How The Crown Deals With Prince Harry’s Nazi Costume Gaffe

Before Prince Harry gave up his royal duties in 2021, the biggest controversy involving the royal was the Nazi costume he wore at a 2005 party that ended up on the front pages of the British tabloids.

The incident is portrayed in the latest batch of The Crown episodes, out Friday on Netflix. In the finale of the show’s sixth and final season, Prince William (Ed McVey) and his girlfriend Kate Middleton (Meg Bellamy) go with Harry (Luther Ford) to a costume store and browse various outfits for a party. When Harry asks them what they think of a Nazi costume he is trying on, Kate says “I don’t know. Maybe cover the swastika?” Will replies, “C’mon. Wearing the outfit doesn’t make him a Nazi” and calls it a joke.

Later, Harry is shown chugging a bottle of wine and smoking cigarettes throughout the party, where no one calls him out on his costume.

The Crown’s portrayal of Harry’s choice to wear the costume differs from Harry’s account. In his 2023 memoir Spare, Harry writes that his brother and now sister-in-law encouraged him to buy the costume and goes into more detail about the party he attended wearing it. According to Harry, in January 2005, one of William’s friends invited him to a birthday party in the countryside near Gloucestershire with a “cringy” theme: Natives and colonials.

While Harry writes that he did not usually like dressing up for costume parties, he had a blast with William and Kate brainstorming getups. He loved to make Kate laugh, so he went to a costume shop in the village of Nailsworth to look for an outfit that would be sure to crack her up. He called the couple and asked them if he should get the British pilot uniform or a sand-colored Nazi uniform with a swastika armband. They told him to get the Nazi uniform, he writes. 

When he brought it to them, he says that William and Kate “both howled.” He even trimmed his mustache to look like Hitler’s. At the party, “no one looked twice at my costume,” he claims. But someone did. Photos of Harry in the Nazi costume landed on the front pages of the tabloids shortly afterwards, sparking widespread controversy. Adding insult to injury, the incident came just days before Holocaust Remembrance Day, marking the 60th anniversary of the liberation of Auschwitz.

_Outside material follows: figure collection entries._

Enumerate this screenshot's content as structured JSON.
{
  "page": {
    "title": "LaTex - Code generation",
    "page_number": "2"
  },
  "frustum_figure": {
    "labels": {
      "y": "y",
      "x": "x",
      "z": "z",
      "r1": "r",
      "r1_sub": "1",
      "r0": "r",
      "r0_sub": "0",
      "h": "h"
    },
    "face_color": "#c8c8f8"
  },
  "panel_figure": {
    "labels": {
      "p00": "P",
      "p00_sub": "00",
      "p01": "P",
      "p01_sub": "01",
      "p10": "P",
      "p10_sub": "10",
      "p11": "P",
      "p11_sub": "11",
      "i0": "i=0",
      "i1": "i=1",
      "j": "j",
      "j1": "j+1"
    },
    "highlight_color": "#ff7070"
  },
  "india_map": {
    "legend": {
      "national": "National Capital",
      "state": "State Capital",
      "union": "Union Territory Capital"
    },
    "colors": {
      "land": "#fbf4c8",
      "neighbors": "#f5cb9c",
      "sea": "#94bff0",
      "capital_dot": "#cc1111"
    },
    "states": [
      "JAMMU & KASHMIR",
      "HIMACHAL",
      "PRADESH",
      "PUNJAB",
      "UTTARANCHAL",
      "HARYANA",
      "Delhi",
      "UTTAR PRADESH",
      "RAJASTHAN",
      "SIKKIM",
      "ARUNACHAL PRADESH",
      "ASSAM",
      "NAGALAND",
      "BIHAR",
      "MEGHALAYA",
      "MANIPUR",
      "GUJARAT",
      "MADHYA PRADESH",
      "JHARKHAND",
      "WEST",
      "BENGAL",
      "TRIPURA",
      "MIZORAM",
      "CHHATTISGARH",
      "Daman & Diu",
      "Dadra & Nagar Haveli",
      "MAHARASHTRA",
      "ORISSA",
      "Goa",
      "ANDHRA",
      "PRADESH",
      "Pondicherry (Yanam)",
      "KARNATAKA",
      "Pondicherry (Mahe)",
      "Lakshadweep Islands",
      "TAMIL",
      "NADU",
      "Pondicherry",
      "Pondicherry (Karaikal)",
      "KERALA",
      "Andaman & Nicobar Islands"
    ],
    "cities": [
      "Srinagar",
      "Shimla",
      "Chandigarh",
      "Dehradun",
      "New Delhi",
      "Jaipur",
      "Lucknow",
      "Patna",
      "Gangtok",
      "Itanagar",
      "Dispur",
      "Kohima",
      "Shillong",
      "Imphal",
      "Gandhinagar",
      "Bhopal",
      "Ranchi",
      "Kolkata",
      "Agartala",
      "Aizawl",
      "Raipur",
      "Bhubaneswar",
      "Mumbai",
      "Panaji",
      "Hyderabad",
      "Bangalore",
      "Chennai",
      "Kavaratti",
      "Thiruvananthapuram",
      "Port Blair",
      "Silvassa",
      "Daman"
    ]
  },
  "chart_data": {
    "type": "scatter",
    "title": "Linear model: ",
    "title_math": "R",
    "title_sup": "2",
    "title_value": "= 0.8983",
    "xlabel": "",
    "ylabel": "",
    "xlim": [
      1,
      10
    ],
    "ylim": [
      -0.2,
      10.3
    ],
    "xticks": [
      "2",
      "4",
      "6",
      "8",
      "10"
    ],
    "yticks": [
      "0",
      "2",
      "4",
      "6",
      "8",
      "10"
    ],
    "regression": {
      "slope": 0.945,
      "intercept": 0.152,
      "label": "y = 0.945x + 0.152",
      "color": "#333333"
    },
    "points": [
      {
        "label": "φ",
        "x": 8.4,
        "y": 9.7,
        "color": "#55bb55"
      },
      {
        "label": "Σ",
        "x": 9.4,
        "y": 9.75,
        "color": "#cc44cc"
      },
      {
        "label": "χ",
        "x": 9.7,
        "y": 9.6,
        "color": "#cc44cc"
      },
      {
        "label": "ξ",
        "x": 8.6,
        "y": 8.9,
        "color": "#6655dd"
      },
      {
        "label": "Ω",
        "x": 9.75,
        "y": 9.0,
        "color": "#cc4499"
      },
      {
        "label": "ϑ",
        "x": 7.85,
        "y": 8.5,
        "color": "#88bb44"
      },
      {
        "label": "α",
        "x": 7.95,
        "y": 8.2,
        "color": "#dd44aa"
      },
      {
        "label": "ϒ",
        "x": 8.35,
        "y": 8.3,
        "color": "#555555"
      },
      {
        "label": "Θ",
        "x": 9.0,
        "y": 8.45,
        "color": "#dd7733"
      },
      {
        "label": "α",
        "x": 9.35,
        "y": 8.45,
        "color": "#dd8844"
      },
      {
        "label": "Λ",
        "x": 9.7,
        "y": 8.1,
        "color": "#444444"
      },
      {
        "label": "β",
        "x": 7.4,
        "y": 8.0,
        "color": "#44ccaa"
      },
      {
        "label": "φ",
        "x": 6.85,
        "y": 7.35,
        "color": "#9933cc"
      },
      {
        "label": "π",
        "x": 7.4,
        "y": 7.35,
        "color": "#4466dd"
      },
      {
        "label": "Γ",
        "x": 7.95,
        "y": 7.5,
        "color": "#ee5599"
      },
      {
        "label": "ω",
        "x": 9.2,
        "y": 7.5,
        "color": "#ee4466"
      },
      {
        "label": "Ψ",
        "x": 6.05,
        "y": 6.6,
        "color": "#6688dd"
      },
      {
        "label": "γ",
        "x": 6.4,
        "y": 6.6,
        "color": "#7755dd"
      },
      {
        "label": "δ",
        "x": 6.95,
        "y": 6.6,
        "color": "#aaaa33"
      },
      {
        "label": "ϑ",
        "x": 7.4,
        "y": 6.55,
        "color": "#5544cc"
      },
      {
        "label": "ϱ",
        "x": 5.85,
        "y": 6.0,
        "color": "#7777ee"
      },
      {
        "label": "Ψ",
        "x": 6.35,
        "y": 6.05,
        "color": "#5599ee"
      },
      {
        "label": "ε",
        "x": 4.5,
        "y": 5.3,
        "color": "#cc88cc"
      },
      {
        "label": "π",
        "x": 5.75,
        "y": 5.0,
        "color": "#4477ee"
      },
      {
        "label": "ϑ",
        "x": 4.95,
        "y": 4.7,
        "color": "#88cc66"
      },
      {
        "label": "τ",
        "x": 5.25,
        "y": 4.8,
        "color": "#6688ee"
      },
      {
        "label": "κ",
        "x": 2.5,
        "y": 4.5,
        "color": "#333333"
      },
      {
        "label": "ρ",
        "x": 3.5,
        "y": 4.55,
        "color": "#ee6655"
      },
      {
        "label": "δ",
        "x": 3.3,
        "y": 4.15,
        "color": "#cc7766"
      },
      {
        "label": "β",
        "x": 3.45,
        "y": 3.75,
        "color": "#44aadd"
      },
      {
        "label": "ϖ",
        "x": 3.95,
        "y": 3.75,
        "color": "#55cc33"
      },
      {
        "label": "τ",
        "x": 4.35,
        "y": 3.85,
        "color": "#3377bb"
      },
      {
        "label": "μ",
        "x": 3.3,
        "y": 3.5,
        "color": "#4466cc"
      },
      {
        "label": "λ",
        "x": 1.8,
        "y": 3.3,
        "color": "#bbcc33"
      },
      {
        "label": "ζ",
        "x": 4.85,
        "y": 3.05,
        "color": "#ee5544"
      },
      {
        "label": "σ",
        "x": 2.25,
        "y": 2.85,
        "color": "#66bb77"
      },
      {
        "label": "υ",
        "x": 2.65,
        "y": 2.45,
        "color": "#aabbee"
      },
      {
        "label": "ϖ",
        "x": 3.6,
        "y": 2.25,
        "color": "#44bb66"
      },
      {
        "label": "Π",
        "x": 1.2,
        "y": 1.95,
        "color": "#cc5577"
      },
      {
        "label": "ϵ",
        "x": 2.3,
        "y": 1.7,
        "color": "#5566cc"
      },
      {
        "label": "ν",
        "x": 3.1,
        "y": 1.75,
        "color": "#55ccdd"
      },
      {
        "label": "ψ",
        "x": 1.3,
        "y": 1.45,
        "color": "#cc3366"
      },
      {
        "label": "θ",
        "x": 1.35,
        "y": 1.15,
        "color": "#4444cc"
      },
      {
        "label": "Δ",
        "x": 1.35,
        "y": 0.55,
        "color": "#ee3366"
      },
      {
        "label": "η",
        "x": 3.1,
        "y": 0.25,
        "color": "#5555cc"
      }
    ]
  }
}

A man reads the newspaper The Sun in London on Jan. 13, 2005, with a headline about Prince Harry wearing a Nazi uniform at a costume party. Jim Watson/AFP—Getty Images

Harry says he regretted the outfit choice. “There were moments over the course of the next several weeks and months when I thought I might die of shame,” he writes.

He adds about his thought process—or more aptly, lack of thinking:

“The typical response to the photos was: What could he have been thinking? The simplest answer was: I wasn’t. When I saw those photos, I recognized immediately that my brian had been shut off, that perhaps it had been shut off for some time. I wanted to go around Britain knocking on doors, explaining to people: I wasn’t thinking. I meant no harm.

The wedge that now exists between Prince Harry and Prince William can partly be traced to this incident. As TIME previously reported, Robert Lacey, who has written about the history of the royal family, wrote in his 2020 book Battle of Brothers that “Harry chose his costume in conjunction with his elder brother,” and that “Harry resented the fact that William got away so lightly.”

In Spare, Harry says his father, then the Prince of Wales and now King Charles, was surprisingly understanding. He chastised him but he chocked it up to immaturity and the “foolishness of youth,” saying he’d had his share of ill-advised decisions in his youth. He assured his son that the controversy would blow over, but Harry writes that he knew the incident would haunt him forever: “The shame would never fade. Nor should it.”

Harry issued a public apology, and Charles sent Harry to the Chief Rabbi of Britain. The Jewish leader lectured him about why Nazi jokes are never funny, but also assured the young man that he showed his true colors by seeking to atone, and granted Harry forgiveness.  

A few months later, Harry donned another uniform. In an effort to show he was serious about public service, he enrolled at the Royal Military Academy to start a career in the Army, despite calls that he should be banned from serving. Over the next decade, he did two tours in Afghanistan and rose up to the rank of Captain.

Viewers should not expect to see Harry’s side of things in The Crown. In an Oct. 25 interview with People, the show’s creator and director Peter Morgan said that he hasn’t read Harry’s memoir and doesn’t plan to. “Not that I wouldn’t be interested. But I didn’t want his voice to inhabit my thinking too much,” he said. “I’ve got a lot of sympathy with him, a lot of sympathy. But I didn’t want to read his book.”